Nuveen CEO William Huffman (Image: Nuveen)
Nuveen has agreed to buy Schroders in an all-cash deal valuing the UK investment manager at £9.9 billion ($13.5 billion), a transaction that would create a super-sized firm with nearly $2.5 trillion in assets under management.
Under the terms of the deal, Chicago-based Nuveen, which manages $1.4 trillion in assets, will acquire the entire issued and to-be-issued share capital of London-listed Schroders, a manager of $1.1 trillion, the companies said Thursday in a release. The combined group would rank among the largest active managers globally, with operations in more than 40 markets across equities, fixed income, infrastructure, real estate and private capital.
The expectation is that Schroders will continue to operate as a stand-alone business within the wider Nuveen group for at least 12 months after the deal’s completion. Richard Oldfield is to remain as CEO of Schroders, reporting to Nuveen CEO William Huffman, and become a member of the executive management team at Nuveen, a division of Manhattan-based finance giant TIAA.
“This transaction is about unlocking new growth opportunities for wealth and institutional investors around the world by giving our leading, differentiated public-to-private platform a broader global presence,” Huffman said.
London Base
London will serve as the combined group’s non-US headquarters and largest office, employing over 3,100 staff, in recognition of Schroders’ deep-rooted history, strong brand and status as a pre-eminent financial institution, according to the announcement.

Schroders CEO Richard Oldfield (Image: Schroders)
The deal has been unanimously approved by the boards of both companies, with Schroders’ board recommending the offer to shareholders. Trustee companies representing 41 percent of Schroders shares have also irrevocably agreed to vote in favour.
“The transaction will significantly accelerate our growth plans to create a leading public-to-private platform with enhanced geographic reach and a strengthened balance sheet,” Oldfield said. “Together, we can create an exceptional opportunity to provide clients with a true breadth of high-quality solutions to meet their evolving needs.”
The deal is expected to close in the fourth quarter of 2026, subject to shareholder approval and customary regulatory and antitrust clearances.

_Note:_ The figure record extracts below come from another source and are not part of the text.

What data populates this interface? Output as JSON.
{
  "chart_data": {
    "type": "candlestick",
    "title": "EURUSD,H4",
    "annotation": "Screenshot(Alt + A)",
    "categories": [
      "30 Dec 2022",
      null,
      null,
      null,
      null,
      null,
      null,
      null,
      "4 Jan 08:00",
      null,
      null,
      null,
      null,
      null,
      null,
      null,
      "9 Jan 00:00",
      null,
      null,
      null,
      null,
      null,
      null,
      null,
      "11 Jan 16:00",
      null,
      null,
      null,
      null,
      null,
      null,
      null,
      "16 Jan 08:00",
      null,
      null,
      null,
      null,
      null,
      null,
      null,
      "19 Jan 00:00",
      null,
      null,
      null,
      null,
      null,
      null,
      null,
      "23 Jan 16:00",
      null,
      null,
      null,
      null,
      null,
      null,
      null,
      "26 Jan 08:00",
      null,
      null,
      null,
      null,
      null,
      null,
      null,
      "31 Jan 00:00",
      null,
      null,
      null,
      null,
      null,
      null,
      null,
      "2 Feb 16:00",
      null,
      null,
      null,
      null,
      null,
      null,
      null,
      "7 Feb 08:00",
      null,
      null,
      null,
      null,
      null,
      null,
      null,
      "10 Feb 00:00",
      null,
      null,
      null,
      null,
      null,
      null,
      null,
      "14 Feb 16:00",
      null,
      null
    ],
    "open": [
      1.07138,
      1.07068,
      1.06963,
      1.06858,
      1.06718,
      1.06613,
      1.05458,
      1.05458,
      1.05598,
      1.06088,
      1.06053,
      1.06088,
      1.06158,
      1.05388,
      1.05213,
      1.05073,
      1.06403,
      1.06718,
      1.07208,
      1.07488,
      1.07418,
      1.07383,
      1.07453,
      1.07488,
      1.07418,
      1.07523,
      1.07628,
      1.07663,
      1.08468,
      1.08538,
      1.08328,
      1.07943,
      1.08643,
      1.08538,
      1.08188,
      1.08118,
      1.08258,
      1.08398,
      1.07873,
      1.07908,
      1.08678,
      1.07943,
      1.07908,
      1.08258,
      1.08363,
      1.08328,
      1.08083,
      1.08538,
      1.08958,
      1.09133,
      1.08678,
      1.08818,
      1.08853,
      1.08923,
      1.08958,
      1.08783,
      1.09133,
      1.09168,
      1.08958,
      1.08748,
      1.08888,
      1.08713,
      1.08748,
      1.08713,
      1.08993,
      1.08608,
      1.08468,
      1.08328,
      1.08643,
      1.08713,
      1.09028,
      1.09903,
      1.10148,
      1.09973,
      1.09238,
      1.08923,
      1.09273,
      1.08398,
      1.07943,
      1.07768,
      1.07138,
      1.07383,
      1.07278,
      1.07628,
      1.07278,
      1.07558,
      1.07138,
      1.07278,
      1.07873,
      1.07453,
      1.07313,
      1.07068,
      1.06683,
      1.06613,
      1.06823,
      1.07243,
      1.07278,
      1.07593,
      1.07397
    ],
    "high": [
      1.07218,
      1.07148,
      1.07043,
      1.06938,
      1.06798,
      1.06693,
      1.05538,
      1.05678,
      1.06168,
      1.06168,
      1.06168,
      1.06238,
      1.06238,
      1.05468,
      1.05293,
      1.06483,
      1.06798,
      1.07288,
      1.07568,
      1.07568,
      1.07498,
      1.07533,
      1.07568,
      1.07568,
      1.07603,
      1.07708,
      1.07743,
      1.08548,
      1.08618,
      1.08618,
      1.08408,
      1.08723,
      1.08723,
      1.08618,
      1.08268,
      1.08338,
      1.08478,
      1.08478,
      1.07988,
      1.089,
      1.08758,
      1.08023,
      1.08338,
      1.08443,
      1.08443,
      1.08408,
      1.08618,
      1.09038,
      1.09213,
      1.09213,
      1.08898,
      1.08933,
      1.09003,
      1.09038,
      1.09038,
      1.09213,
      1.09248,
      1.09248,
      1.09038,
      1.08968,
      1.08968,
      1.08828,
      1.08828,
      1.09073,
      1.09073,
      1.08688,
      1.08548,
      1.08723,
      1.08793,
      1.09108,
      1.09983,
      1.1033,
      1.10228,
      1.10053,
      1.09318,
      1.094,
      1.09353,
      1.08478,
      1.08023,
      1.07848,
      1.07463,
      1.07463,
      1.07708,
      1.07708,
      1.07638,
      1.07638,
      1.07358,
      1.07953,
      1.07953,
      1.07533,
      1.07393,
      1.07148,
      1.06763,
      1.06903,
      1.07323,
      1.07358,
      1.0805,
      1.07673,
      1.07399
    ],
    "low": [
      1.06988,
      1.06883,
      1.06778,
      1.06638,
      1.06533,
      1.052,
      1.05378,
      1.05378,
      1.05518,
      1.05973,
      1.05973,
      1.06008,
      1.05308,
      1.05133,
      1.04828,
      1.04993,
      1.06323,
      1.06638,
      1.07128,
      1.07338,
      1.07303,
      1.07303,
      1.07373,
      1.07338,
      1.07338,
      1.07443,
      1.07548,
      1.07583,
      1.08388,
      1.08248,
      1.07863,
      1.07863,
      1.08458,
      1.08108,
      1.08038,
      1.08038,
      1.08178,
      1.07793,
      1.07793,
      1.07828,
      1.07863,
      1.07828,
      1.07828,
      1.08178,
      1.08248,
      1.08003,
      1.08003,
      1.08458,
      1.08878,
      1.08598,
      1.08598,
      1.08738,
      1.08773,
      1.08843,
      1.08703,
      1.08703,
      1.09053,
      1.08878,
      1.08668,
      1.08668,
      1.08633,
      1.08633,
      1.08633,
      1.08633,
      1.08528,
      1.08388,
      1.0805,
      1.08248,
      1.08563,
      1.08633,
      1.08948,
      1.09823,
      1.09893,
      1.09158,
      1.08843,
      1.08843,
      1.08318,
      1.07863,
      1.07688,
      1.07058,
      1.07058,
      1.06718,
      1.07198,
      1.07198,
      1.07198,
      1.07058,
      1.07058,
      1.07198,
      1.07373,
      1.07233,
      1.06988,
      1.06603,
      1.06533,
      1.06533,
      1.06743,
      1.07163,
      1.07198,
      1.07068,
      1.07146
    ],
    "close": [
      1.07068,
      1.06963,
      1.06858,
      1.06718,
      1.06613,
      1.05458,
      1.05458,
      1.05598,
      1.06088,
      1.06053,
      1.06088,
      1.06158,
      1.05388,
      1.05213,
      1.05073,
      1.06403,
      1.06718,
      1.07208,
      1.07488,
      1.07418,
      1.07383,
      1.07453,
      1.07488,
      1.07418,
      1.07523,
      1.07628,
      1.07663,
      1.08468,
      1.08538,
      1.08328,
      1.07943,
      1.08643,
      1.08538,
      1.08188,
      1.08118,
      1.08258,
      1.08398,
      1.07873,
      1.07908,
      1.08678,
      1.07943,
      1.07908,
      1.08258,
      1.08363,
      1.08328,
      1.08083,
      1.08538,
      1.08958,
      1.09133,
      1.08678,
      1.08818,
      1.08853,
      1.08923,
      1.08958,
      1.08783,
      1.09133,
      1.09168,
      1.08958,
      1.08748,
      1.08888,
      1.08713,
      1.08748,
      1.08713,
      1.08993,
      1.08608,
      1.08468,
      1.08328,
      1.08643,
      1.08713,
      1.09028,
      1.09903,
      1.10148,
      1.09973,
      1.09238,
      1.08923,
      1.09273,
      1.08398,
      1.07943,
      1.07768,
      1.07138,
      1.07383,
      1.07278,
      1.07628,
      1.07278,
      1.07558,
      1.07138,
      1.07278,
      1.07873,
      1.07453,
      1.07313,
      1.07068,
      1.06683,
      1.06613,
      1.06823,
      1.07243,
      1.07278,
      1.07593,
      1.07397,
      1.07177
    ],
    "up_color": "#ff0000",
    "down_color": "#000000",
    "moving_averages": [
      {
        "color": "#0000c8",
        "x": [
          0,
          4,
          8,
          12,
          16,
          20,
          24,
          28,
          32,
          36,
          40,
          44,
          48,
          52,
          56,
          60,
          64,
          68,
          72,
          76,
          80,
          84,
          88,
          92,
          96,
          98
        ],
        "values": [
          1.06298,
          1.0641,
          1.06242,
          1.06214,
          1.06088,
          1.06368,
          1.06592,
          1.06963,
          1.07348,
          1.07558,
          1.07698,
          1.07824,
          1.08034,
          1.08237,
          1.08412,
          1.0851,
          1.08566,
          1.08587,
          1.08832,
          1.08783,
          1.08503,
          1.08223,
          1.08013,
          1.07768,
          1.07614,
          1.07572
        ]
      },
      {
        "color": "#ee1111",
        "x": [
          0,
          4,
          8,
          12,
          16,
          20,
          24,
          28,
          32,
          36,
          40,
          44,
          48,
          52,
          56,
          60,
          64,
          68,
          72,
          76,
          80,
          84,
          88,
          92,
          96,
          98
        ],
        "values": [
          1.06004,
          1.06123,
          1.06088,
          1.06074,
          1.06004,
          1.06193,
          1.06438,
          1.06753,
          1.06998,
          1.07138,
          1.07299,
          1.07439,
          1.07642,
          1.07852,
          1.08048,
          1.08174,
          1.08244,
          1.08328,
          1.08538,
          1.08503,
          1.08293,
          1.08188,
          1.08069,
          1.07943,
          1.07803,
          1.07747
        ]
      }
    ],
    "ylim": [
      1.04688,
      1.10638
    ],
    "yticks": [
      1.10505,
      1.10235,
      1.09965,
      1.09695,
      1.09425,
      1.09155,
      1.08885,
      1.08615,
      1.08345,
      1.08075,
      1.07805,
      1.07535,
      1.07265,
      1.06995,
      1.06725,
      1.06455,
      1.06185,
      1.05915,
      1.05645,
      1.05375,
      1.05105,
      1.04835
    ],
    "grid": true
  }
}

Schroders’ stock surged more than 28 percent in Thursday morning trading to £5.88 on the news, bringing it close to Nuveen’s offer price of £5.90 a share, as investors priced in the deal premium and a high likelihood of completion. The shares had climbed in recent months as Schroders refocused its business and exited underperforming markets like Brazil and Indonesia.
Asia Pacific Reboot
The M&A deal comes less than six months after Schroders named a new head of its Asia Pacific real estate business, as it signalled a reboot in the wake of defaults on loans tied to Hong Kong assets acquired under its most recent fund.
Jun Ando, formerly a managing director with the Ontario Teachers’ Pension Plan, took up his new post in September as Andrew Moore moved into a chairman role. While Schroders had built its Asia real estate business through the 2020 acquisition of Moore’s Hong Kong-based Pamfleet, Ando is based in Singapore.
The leadership change was announced as receivers sold The Nate, a property on Hong Kong’s Nathan Road that had been seized after a fund managed by Schroders defaulted on loans. UOB is also reportedly mulling the seizure of a Hong Kong shopping mall held by a Schroders JV with UK investor Chelsfield, as loans on that property also turned sour.